These findings indicate that TC neurons generate a slow and large-sized I_h which is strongly modulated by cyclic nucleotides but not PIP₂ (supplementary Figure S2D).

Expression of HCN channel in IN on mRNA and protein level

To determine the molecular basis of I_h, pools of 10 identified small (26 pools; cell diameter <12 μm; Fig. 8Ab) and large (12 pools; cell diameter >12 μm; Fig. 8Ad; cf. Fig. 1D) IN as well as TC neurons (23 pools; Fig. 8Ac) were harvested following acute isolation and subjected to a conventional PCR analysis using HCN1-4-specific primers (Fig. 8Aa). Pools with a positive PCR signal for GAPDH were used for further analysis. In TC neuron pools HCN4 and HCN2 were frequently detectable while HCN3 and HCN1 were less expressed (Fig. 8B, black bars). Small IN were characterized by frequent detection of HCN4 and HCN3 followed by HCN2 and HCN1 (Fig. 8B, red bars). For large IN the abundance for HCN2-4 mRNAs was found to be generally lower compared to small IN (Fig. 8B blue bars). Especially HCN2 was barely detectable. To further characterize HCN channel expression in the two groups of IN (Fig. 8Ca,Cc), we performed immunohistochemical double staining for the presence of nNOS (red fluorescence) and HCN2 (blue fluorescence; Fig. 8Cb,Cd). While nNOS-negative IN (11.0 ± 0.4 μm, n = 42) were significantly (p < 0.05) smaller compared to nNOS-positive IN (12.8 ± 0.4 μm, n = 20; Fig. 8D), HCN2 expression was more frequent in small compared to large IN (Fig. 8E).

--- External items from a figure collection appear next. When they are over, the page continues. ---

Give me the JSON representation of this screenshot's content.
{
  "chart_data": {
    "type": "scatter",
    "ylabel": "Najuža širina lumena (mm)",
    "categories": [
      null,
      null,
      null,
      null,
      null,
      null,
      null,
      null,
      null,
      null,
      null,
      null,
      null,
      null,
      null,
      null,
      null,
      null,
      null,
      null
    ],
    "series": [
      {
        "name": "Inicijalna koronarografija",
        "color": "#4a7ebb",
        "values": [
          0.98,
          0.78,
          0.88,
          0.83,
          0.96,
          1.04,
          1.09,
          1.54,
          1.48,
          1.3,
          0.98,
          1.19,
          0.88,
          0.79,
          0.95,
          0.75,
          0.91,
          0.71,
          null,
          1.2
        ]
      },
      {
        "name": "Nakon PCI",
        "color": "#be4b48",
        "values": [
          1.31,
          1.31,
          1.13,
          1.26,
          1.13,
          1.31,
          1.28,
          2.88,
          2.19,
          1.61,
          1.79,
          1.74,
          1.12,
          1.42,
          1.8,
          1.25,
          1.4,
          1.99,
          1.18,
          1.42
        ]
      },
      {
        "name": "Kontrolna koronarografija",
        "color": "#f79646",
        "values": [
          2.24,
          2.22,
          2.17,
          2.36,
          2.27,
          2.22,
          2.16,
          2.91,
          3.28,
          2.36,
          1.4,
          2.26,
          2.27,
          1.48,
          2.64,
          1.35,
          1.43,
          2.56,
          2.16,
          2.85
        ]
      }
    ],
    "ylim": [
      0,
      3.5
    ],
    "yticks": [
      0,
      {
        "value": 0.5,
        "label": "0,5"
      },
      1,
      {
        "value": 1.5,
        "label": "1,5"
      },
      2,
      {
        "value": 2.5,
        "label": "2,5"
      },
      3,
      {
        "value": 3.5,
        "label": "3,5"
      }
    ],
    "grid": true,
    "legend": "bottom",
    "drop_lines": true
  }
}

Figure 8: Analysis of HCN channel mRNA and protein expression in IN and TC neurons from dLGN.

(A) Agarose gels of dLGN tissue ((Aa) 1:500 diluted), a pool of 10 TC neurons (Ac), a pool of 10 small IN (Ab) and a pool of 10 large IN (Ad) are shown. A 100 bp ladder starting from 1000 bp was used to indicate band size. (B) Quantification of HCN isoforms detected in TC neurons (black bars), small IN (red bars) and large IN (blue bars). (C) Confocal images of EGFP-expressing neurons (Ca,Cc) stained for the protein expression of nNOS (red fluorescence) and HCN2 (blue fluorescence; (Cb,Cd) are composites of red and blue fluorescence). Note the lack of nNOS or HCN2 in a small (Ca,Cb) and a large (Cc,Cd) IN, respectively. The scale bar represents 10 μm. (D) Mean values of the somatic diameter of nNOS-negative (nNOS−) and nNOS-positive (nNOS+) cells (as indicated; Mann-Whitney test, two tailed: p < 0.05). (E) Quantification of HCN2 detection in nNOS-negative (nNOS−) and nNOS-positive (nNOS+) cells (as indicated).

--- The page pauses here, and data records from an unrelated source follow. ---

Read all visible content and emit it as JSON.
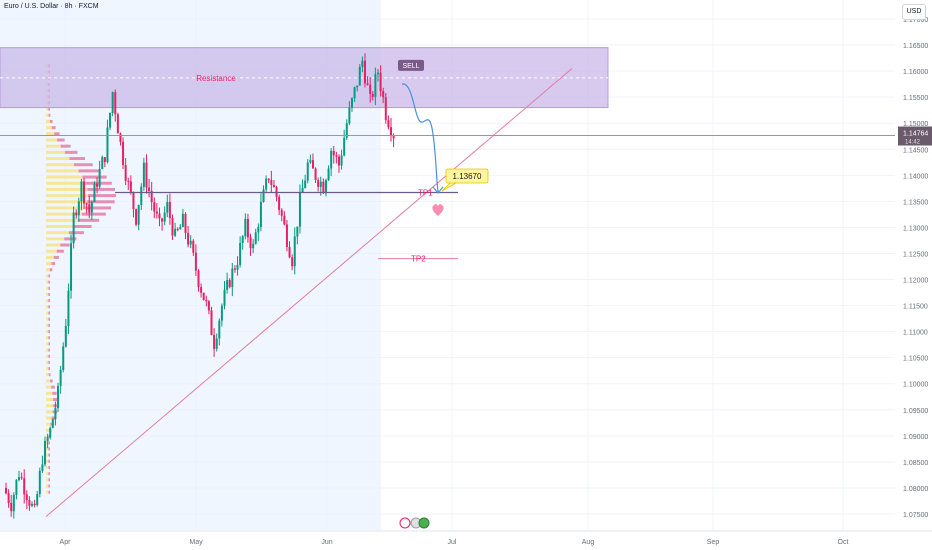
{
  "header": {
    "symbol_line": "Euro / U.S. Dollar · 8h · FXCM"
  },
  "currency_badge": "USD",
  "chart_data": {
    "type": "candlestick",
    "symbol": "Euro / U.S. Dollar",
    "timeframe": "8h",
    "source": "FXCM",
    "y_axis": {
      "ticks": [
        "1.17000",
        "1.16500",
        "1.16000",
        "1.15500",
        "1.15000",
        "1.14500",
        "1.14000",
        "1.13500",
        "1.13000",
        "1.12500",
        "1.12000",
        "1.11500",
        "1.11000",
        "1.10500",
        "1.10000",
        "1.09500",
        "1.09000",
        "1.08500",
        "1.08000",
        "1.07500"
      ],
      "range": [
        1.072,
        1.172
      ]
    },
    "x_axis": {
      "ticks": [
        "Apr",
        "May",
        "Jun",
        "Jul",
        "Aug",
        "Sep",
        "Oct"
      ]
    },
    "current_price": {
      "label": "1.14764",
      "sub": "14:42",
      "value": 1.14764
    },
    "resistance": {
      "label": "Resistance",
      "top": 1.1645,
      "bottom": 1.153,
      "mid": 1.1587
    },
    "sell_marker": {
      "label": "SELL",
      "price": 1.161
    },
    "target_callout": {
      "label": "1.13670",
      "price": 1.1367
    },
    "tp1": {
      "label": "TP1",
      "price": 1.1367
    },
    "tp2": {
      "label": "TP2",
      "price": 1.124
    },
    "trendline": {
      "start": {
        "date": "Mar 28",
        "price": 1.0745
      },
      "end": {
        "date": "Jul 28",
        "price": 1.1605
      }
    },
    "price_path": [
      1.08,
      1.077,
      1.083,
      1.079,
      1.075,
      1.086,
      1.091,
      1.098,
      1.112,
      1.132,
      1.138,
      1.133,
      1.139,
      1.144,
      1.156,
      1.146,
      1.138,
      1.132,
      1.141,
      1.135,
      1.13,
      1.134,
      1.128,
      1.131,
      1.126,
      1.12,
      1.115,
      1.108,
      1.115,
      1.12,
      1.124,
      1.13,
      1.126,
      1.134,
      1.14,
      1.136,
      1.13,
      1.124,
      1.135,
      1.142,
      1.14,
      1.138,
      1.145,
      1.142,
      1.15,
      1.156,
      1.162,
      1.154,
      1.16,
      1.152,
      1.148
    ]
  }
}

These findings indicate that differences in the expression profile of HCN channel isoforms in IN and TC neurons may be the molecular basis for differences in I_h properties. The low abundance of HCN channel mRNAs in large IN is in accordance with their low I_h current density.

Discussion

The findings presented here indicate that dLGN IN are heterogeneous with respect to cell morphology (bipolar vs. tripolar), cell size (small vs. large), the degree of anomalous rectification and rebound bursting (weak vs. strong) as well as current density of I_h (low vs. high). Indeed, cluster analysis revealed two cell populations with membrane capacitance being the most important segregating parameter. We found that small IN were characterized by a more depolarized RMP, strong anomalous rectification, higher firing frequency of faster AP, rebound bursting, and higher I_h current density compared to large IN. These findings point to the presence of two IN populations in mice. Although possible functional differences between the groups were not determined yet, it has been shown that the RMP affects the nature of active responses that propagate throughout IN axons and dendrites³⁷. Indeed, slightly depolarized IN tended to fire single short-latency spikes, whereas more hyperpolarized IN fire Ca²⁺ spikes which were often associated with long-latency sodium spikes³⁷. It is interesting to note that during pharmacological block of glutamate receptors only a fraction of IN can still generate robust Ca²⁺ -dependent plateau potentials thereby further pointing to differential voltage-dependent processes in this cell type³⁸.

Here we discovered that an important functional impact of HCN channels is that tonic I_h activity depolarizes IN thereby reducing the voltage difference to AP threshold and allowing the generation of more AP in response to small depolarizing inputs. The shift of I_h activation curves by intracellular application of cAMP, cGMP or PIP₂, points to the possibility of HCN channel modulation by neurotransmitters.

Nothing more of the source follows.